A verdade é que os bens arqueológicos estão disseminados
pelo território, originando sentimentos de pertença
comunitária muito fortes, porventura ingénuos, mas
estimáveis. O sítio musealizado, o centro interpretativo e
o “pequeno museu” local constituem por isso instrumentos
básicos de cidadania. É certo que, em certo sentido,
podemos afirmar que a cidadania plena apenas se atinge
com a percepção daquilo que está para além da nossa rua,
sendo o plano do Estado-Nação um dos que historicamente
mais nos mobiliza e que de modo algum julgamos
ultrapassado. E, já que falamos de arqueologia, sabemos
bem como numerosos vestígios de tempos remotos não
constituem sequer pertença de países particulares, porque
objectivamente são património comum de regiões inteiras
ou até da humanidade, no seu todo. Assim é, facto.
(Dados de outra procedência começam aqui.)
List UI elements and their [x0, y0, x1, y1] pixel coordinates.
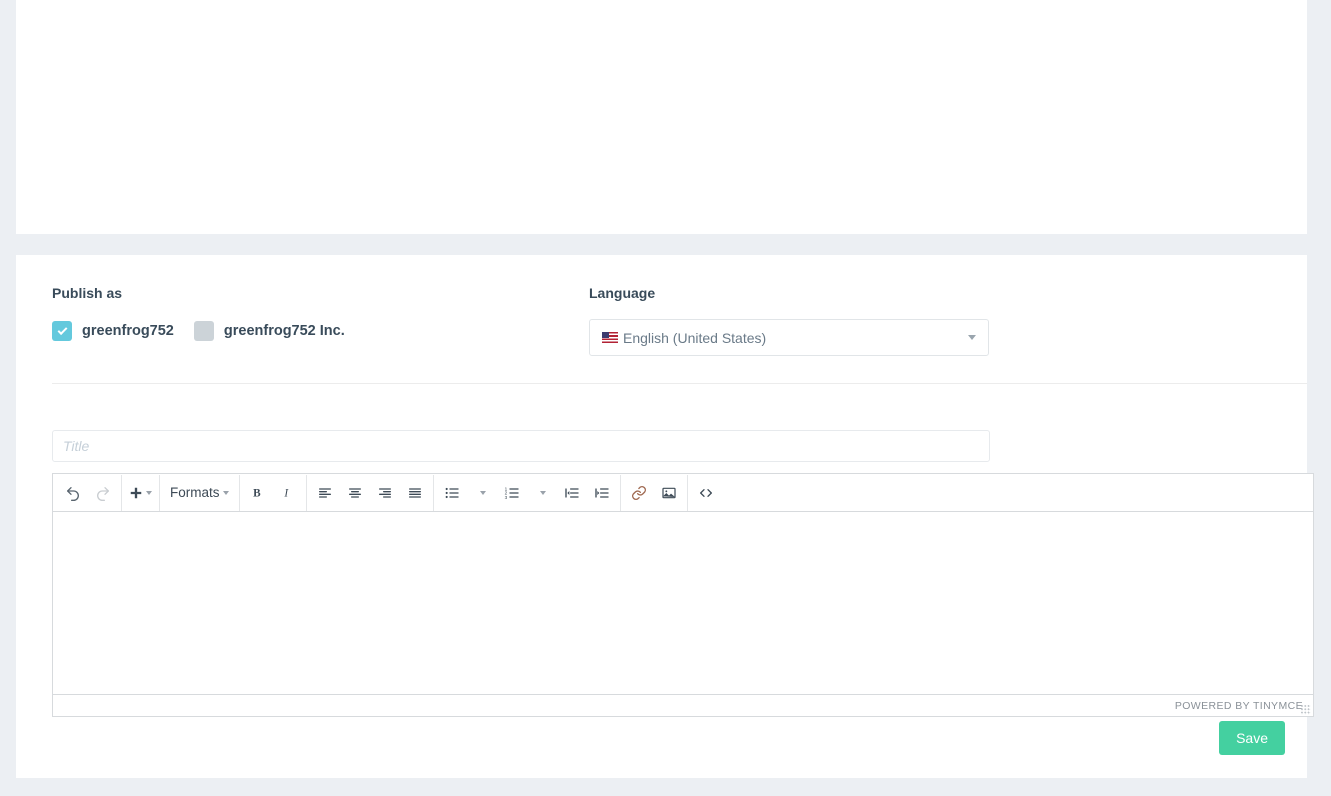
section-divider	[52, 383, 1307, 384]
svg-text:3: 3	[504, 495, 507, 500]
language-select[interactable]: English (United States)	[589, 319, 989, 356]
bullet-list-dropdown[interactable]	[467, 479, 497, 507]
italic-button[interactable]: I	[273, 479, 303, 507]
toolbar-group-align	[307, 474, 434, 511]
undo-button[interactable]	[58, 479, 88, 507]
title-input[interactable]	[52, 430, 990, 462]
save-button[interactable]: Save	[1219, 721, 1285, 755]
editor-toolbar: Formats B I 1 2 3	[53, 474, 1313, 512]
bold-button[interactable]: B	[243, 479, 273, 507]
chevron-down-icon	[480, 490, 487, 495]
toolbar-group-code	[688, 475, 724, 511]
outdent-button[interactable]	[557, 479, 587, 507]
publish-as-checkbox-company[interactable]	[193, 321, 214, 341]
source-code-button[interactable]	[691, 479, 721, 507]
publish-as-checkbox-personal[interactable]	[52, 321, 72, 341]
bullet-list-button[interactable]	[437, 479, 467, 507]
redo-button[interactable]	[88, 479, 118, 507]
chevron-down-icon	[968, 335, 976, 340]
composer-card: Publish as greenfrog752 greenfrog752 Inc…	[16, 255, 1314, 778]
toolbar-group-style: B I	[240, 474, 307, 511]
indent-button[interactable]	[587, 479, 617, 507]
editor-branding: POWERED BY TINYMCE	[1174, 699, 1303, 712]
toolbar-group-formats: Formats	[160, 474, 240, 511]
numbered-list-dropdown[interactable]	[527, 479, 557, 507]
publish-as-block: Publish as greenfrog752 greenfrog752 Inc…	[52, 285, 365, 341]
chevron-down-icon	[540, 490, 547, 495]
toolbar-group-history	[55, 474, 122, 511]
toolbar-group-insert	[122, 474, 160, 511]
publish-as-label-company: greenfrog752 Inc.	[223, 323, 345, 339]
align-center-button[interactable]	[340, 479, 370, 507]
formats-dropdown[interactable]: Formats	[163, 485, 236, 500]
formats-label: Formats	[170, 485, 220, 500]
chevron-down-icon	[222, 490, 229, 495]
post-list-card: 0 0	[16, 0, 1307, 234]
editor-status-bar: POWERED BY TINYMCE	[53, 694, 1313, 716]
svg-text:B: B	[253, 487, 261, 499]
insert-button[interactable]	[125, 479, 156, 507]
align-left-button[interactable]	[310, 479, 340, 507]
chevron-down-icon	[146, 490, 152, 495]
align-right-button[interactable]	[370, 479, 400, 507]
image-button[interactable]	[654, 479, 684, 507]
language-label: Language	[589, 285, 656, 301]
toolbar-group-insert-media	[621, 474, 688, 511]
svg-text:I: I	[283, 487, 289, 499]
editor-resize-handle[interactable]	[1301, 705, 1311, 715]
numbered-list-button[interactable]: 123	[497, 479, 527, 507]
link-button[interactable]	[624, 479, 654, 507]
publish-as-options: greenfrog752 greenfrog752 Inc.	[52, 321, 365, 341]
toolbar-group-lists: 123	[434, 474, 621, 511]
check-icon	[57, 324, 67, 335]
flag-united-states-icon	[602, 332, 618, 343]
align-justify-button[interactable]	[400, 479, 430, 507]
editor-body[interactable]	[53, 512, 1313, 694]
publish-as-label-personal: greenfrog752	[82, 323, 174, 339]
rich-text-editor: Formats B I 1 2 3 POWERED BY TINYMCE	[52, 473, 1314, 717]
publish-as-label: Publish as	[52, 285, 123, 301]
language-select-value: English (United States)	[623, 329, 767, 346]
language-block: Language English (United States)	[589, 285, 989, 356]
Uma boa articulação de museus de arqueologia não pode
dispensar nenhuma das escalas. Em Portugal, país de tão
longa sedimentação histórica, a situação nem sequer é
complicada. Devido à tradição e à nossa própria dimensão,
estamos convictos que o local e o nacional tenderão a
polarizar por muitos e bons anos o modus vivendi social,
inclusive no mundo dos museus de arqueologia.